Sheila Orlando: The Corona Effect–A Student Perspective

Sheila Orlando, a senior double majoring in Mathematics and Secondary Education, provides us with our final Student Fellows blog of the 2019-2020 academic year. We asked Sheila to provide her perspective on the shift to online learning we have all undertaken in response to our current health crisis.

As March 27th approached, I looked at the dress I had bought for spring ball sitting in my closet. This was an event that I did not take advantage of attending my junior year, but that was no problem—I had senior year to enjoy it, after all. As I stared at my dress, I realized that I would not be dancing and enjoying a night with my peers but rather would be spending another night in quarantine.

I know that throughout the next couple months I will feel this way many times. I will miss what was supposed to be my last day student teaching, our Senior Week night at Foxwoods, and our May graduation. All of these events were things that I was looking forward to and as these days approach it becomes clear that we will not have the opportunity to see these moments and make these memories. As my roommates and I Zoom one another to check in and be together I regret not taking advantage of the last nights I had living with my best friends. I already miss the nightly talks and laughs I had each day with my direct roommates.

The emotions are high for us seniors as we face our worst fears; missing out on our last classes and our last few months to spend with our roommates, and those who have made our college experience all that it is. But missing friends and special events are not the only challenges students face right now. Many of us are also unsure of what we should be expecting from our school work to finish up their spring 2020 semester. From speaking with my peers and evaluating my own experience, I have come to realize that navigating the final weeks of the semester successfully will require students and faculty to work together on some shared actions: keeping open communication, having clear directions/expectations, and having empathy for one another. Keeping these three priorities in mind will help all members of our community remain on track with our education, and help one another get through this time of crisis.

Open Communication

Quickly switching to an online platform after completing half of a semester is a very strenuous thing to do. Students are already used to their schedules and professors are aware of how they are going to best communicate the material to the students. For both students and professors, this transition is challenging. Something that students will be looking for over the next few weeks is the ability to have open communication. Because professors will not have open office hours as they would before, students are going to require aid in different ways. Students will need to have the ability to email their professors and quickly get in touch with them, or be able to set up zoom meetings. This will allow students to get their questions answered and ensure that professors are having the chance to provide all the information they can to their students.
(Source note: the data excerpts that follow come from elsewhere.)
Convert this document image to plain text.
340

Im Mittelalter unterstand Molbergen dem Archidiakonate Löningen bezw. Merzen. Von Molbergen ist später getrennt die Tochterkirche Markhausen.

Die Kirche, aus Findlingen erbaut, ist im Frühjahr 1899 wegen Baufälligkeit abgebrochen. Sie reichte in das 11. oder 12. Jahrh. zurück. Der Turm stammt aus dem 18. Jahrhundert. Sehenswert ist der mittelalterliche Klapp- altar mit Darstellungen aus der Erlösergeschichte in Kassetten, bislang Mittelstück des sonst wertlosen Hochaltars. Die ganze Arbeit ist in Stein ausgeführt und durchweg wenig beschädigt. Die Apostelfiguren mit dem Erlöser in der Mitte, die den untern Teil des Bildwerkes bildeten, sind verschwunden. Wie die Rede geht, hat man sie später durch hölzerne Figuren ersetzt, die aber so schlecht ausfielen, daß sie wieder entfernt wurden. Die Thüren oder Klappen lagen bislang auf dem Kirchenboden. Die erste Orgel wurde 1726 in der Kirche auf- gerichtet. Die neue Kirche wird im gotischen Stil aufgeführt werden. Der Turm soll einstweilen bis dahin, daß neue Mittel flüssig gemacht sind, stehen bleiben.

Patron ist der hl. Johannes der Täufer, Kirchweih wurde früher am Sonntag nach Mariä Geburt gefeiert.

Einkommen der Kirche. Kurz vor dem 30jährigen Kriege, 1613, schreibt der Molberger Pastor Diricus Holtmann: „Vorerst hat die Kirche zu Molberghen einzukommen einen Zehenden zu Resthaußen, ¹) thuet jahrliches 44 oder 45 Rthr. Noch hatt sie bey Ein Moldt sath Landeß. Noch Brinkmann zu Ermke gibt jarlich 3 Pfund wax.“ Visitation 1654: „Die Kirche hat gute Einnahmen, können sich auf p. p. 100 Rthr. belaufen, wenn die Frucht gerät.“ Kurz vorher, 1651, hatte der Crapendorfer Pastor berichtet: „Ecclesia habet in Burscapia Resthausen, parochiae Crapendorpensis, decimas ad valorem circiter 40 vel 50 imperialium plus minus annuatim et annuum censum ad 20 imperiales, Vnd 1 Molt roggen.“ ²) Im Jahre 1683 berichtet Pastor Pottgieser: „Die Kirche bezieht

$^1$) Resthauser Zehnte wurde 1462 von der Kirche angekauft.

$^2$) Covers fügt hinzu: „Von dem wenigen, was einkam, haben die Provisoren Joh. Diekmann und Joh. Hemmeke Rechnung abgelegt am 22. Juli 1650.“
I have personally been able to reach out to my professor and speak with her about my experiences during this time and ask the questions that have been building up for me. She was happy to speak over Zoom after the allotted class time has ended, and answer emails trying to clarify what I have asked as quickly as possible and to the best of their ability.

Clear Expectations

Along with open communication, it is going to be very important during this time for the directions for assignments and expectations for the course to be extremely clear. Clearly stating what needs to be accomplished during the course will help students understand how to remain on top of their school work and be successful. The more explicit the directions are, the less questions the students will have, and the faculty and students will be on the same page moving forward.

It would be very helpful for students to be able to see examples of what is expected of them. A detailed assignment sheet for the students to reference as they work would be nice to use throughout the duration of projects and assignments. Professors could also record a short video in which they review the assignment sheet orally, and students can review that video to answer questions they may come up with when working. Along with this video, they could create an open discussion forum in which students can post their questions. If all students can add to this discussion then they can receive answers to their questions and can check if the question that they had was already asked and answered by someone else.

Empathy

Even with open communication and clear expectations, a change this drastic to students is going to be difficult. Students and faculty alike are going to get frustrated. Technology may not work correctly, and faculty may be confused about what is the best course of action to take in the moment. Recognizing that all members of our community are going through the same adjustments and confusion as to what this pandemic means for our school year, we can bring ourselves together to take each day, and each class, one at a time until we are all back together again.

Conclusion

So much is being left up in the air right now, but that doesn’t mean it’s all negative.  As a community, we are learning to lean on one another in ways that we have not had to before.

For the senior class, our focus is still on completing our courses and hopefully getting to attend a commencement ceremony where we will receive the diploma we have worked diligently for four years to earn. At this time, we are all anxiously waiting to find out how the remainder of the year, and the future of this disease, will play out. After the first couple days of classes, I am keeping the faith that this too shall pass, our Assumption community will soon be together again, and we will be there to help one another through this stressful and difficult time.